Nonoxidative Strategy for Monitoring Peroxynitrite Fluctuations in Immune Responses of Tumorigenesis

Phagocyte respiratory burst in immune responses generates enormous amounts of reactive oxygen species (ROS) to fulfill primary defense against neoplasia. However, the beneficial functions associated with ROS, especially the potent oxidant/nucleophile peroxynitrite, in an immunological process are still ambiguous. Herein, we report the construction and biological assessment of cyanine-based fluorescent biosensors, which are based on a nonoxidative strategy for peroxynitrite detection. The established nonoxidative strategy is composed of nucleophilic substitution and nanoaggregate formation initiated by peroxynitrite.
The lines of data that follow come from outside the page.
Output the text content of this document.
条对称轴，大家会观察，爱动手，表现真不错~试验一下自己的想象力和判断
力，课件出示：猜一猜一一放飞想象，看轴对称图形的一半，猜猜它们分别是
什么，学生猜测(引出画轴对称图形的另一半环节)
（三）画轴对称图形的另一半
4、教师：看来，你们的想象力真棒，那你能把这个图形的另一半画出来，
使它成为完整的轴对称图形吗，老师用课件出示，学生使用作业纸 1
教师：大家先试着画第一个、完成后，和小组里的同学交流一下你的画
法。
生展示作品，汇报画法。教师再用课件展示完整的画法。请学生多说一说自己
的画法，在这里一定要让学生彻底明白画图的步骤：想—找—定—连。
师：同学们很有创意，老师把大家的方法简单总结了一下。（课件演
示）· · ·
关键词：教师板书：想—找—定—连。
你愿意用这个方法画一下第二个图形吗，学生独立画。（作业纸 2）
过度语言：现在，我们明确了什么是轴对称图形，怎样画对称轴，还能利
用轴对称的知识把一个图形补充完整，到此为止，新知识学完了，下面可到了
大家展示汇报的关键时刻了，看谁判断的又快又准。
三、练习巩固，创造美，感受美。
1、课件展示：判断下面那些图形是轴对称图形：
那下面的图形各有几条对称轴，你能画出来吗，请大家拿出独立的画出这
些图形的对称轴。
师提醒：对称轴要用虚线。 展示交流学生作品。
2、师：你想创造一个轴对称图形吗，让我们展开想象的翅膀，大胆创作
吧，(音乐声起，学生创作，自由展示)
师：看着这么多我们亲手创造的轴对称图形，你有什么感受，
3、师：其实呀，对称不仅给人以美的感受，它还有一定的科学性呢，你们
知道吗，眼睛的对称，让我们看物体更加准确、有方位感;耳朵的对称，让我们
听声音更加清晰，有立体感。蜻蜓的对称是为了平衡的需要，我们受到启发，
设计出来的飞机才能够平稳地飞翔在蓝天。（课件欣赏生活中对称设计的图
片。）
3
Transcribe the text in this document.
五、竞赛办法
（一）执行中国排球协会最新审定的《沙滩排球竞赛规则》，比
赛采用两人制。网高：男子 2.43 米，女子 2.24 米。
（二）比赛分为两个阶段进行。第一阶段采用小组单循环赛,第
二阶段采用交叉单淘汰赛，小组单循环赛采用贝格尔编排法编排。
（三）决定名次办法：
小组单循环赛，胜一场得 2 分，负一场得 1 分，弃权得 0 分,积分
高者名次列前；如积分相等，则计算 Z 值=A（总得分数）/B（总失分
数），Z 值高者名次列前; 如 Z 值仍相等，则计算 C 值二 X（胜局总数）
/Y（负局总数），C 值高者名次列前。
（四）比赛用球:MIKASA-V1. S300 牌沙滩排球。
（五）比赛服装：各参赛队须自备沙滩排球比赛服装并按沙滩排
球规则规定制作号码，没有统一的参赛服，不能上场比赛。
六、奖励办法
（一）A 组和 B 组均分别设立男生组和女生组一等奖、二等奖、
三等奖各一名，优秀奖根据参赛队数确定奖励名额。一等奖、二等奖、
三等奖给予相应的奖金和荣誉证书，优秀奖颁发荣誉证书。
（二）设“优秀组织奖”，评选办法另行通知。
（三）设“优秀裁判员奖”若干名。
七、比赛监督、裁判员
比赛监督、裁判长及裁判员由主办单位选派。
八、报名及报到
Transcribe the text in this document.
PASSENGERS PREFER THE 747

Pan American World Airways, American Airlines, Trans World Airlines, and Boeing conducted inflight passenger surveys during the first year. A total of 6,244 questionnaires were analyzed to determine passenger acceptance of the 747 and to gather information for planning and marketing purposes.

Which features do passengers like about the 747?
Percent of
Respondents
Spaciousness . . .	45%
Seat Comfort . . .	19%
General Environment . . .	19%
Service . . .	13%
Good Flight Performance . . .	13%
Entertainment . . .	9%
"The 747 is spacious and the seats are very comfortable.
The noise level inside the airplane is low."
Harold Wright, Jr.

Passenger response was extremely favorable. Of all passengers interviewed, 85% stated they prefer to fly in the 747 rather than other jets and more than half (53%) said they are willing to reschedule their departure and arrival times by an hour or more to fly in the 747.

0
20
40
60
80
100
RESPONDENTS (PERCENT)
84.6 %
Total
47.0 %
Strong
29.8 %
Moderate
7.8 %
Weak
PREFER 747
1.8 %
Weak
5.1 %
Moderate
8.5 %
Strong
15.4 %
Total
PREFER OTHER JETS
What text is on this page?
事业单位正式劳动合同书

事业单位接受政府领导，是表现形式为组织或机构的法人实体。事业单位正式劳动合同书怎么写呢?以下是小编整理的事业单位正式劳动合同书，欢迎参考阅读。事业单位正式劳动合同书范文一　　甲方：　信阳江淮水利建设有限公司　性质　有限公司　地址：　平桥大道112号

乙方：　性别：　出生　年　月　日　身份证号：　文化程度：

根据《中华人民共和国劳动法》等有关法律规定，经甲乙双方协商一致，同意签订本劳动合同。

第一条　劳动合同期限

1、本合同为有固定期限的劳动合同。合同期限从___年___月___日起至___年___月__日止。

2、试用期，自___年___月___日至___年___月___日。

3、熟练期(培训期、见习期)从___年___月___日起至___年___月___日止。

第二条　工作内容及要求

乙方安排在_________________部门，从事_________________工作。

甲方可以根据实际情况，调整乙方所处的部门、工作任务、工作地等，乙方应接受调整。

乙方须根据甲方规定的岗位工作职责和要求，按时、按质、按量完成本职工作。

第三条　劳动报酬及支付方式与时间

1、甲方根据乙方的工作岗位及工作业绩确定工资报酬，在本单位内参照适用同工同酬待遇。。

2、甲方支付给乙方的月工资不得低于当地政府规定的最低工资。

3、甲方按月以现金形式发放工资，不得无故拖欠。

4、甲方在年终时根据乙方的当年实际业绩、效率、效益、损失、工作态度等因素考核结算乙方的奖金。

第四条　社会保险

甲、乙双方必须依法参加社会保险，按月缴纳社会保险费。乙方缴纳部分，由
The proposed nonoxidative strategy in this study could maintain cellular oxidative stress in the critical process of detection and preserve homeostasis of cell metabolism. The remarkable detection sensitivity, reaction selectivity, and spectral photostability of our biosensors enabled us to visualize endogenous peroxynitrite levels in immune-stimulated phagocytes. With the aid of basal peroxynitrite imaging in an acute peritonitis model, the visualization of peroxynitrite level variations in immune responses of tumorigenesis was accomplished assisted by our biosensors. It is envisioned that our strategy provides a promising tool for early tumor diagnosis and evaluation of tumor suppression in the process of immune responses without disturbing the functions of ROS signaling transduction.

Automated summary

In this study, a novel nonoxidative strategy was proposed and successfully implemented to construct fluorescent biosensors for peroxynitrite detection in immune-stimulated phagocytes. The biosensors exhibited remarkable detection sensitivity, reaction selectivity, and spectral photostability, enabling accurate visualization of endogenous peroxynitrite levels in immune responses. Through visualization of peroxynitrite level variations, the biosensors provided a promising tool for early tumor diagnosis and evaluation of tumor suppression in the immune response process without disrupting ROS signaling transduction functions.